Particle self-assembly in sessile droplet on patterned substrate

Abstract

Colloidal self-assembly on pattern substrate has grasped the attention of many researchers in understanding and developing a new fluidic system to explore discoveries that could prosper the industrial application like coating, inkjet printing, biosensors, microchip fabrication, and so forth. Therefore, the objective of this project is to investigate the particle self-assembly process of suspension droplets on micro pyramid cavities patterned substrate. Two different sizes of polystyrene particles dissolve in deionized water to create four different concentrations for the experiments. This research focused on the wettability and the evolution of the sessile droplets, the particle movement within the fluid, and the dried patterns. The PMMA patterned substrate is a hydrophobic surface as all the droplets formed a contact angle close to 100°. All the droplets evaporated in CCR mode and exhibit an octagonal wetting area except 0.1(wt%) for both the 3μm and 10μm particles with depinning of contact line take placed. This indicates that the particle is the pinning force that prevents contact line withdrawal. The droplet diameter measured along the 45° was bigger than the measurement taken along 90° by about 10% for 3μm and 5% for 10μm. The difference is caused by the difference in the contact area between the droplet and the substrate at each length hinting that the size of the drying pattern can be controlled by manipulating the parameters of the structures of the substrate. The size of a 3μm particle solution is bigger than the 10μm particle solution because smaller particles are more affected by surface tension over the gravity effect.
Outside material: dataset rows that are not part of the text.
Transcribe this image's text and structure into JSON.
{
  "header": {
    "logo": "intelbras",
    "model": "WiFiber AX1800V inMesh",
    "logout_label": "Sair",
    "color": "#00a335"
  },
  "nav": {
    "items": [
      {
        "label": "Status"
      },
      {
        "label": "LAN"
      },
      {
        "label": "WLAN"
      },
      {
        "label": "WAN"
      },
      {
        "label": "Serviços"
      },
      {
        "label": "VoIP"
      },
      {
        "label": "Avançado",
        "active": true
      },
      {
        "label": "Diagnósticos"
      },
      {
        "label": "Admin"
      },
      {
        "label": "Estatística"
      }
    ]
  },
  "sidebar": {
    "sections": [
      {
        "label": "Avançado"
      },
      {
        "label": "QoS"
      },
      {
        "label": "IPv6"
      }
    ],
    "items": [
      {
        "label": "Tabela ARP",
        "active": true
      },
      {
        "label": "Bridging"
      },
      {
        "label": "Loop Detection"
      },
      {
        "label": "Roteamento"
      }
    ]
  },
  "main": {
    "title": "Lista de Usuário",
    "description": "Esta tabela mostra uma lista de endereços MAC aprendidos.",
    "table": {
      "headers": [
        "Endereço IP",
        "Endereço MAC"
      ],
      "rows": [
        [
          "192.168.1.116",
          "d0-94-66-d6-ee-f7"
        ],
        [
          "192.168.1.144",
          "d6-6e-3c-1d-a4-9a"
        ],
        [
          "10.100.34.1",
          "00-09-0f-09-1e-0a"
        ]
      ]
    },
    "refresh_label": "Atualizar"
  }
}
The experimental results also show droplets with bigger particles tend to form uniform deposition patterns as compare to small particles drying patterns that are influenced by the capillary outward flow. An advanced confocal microscope is used to inspect the particle distribution on the substrate. Both 3μm and 10μm patterns at 2.6(wt%) show outer-ring patterns which means particles stacking above the cavities structures are easily drifted. The octagonal wetting area with sharp turning points forces more particles to accumulate at the octagon corners.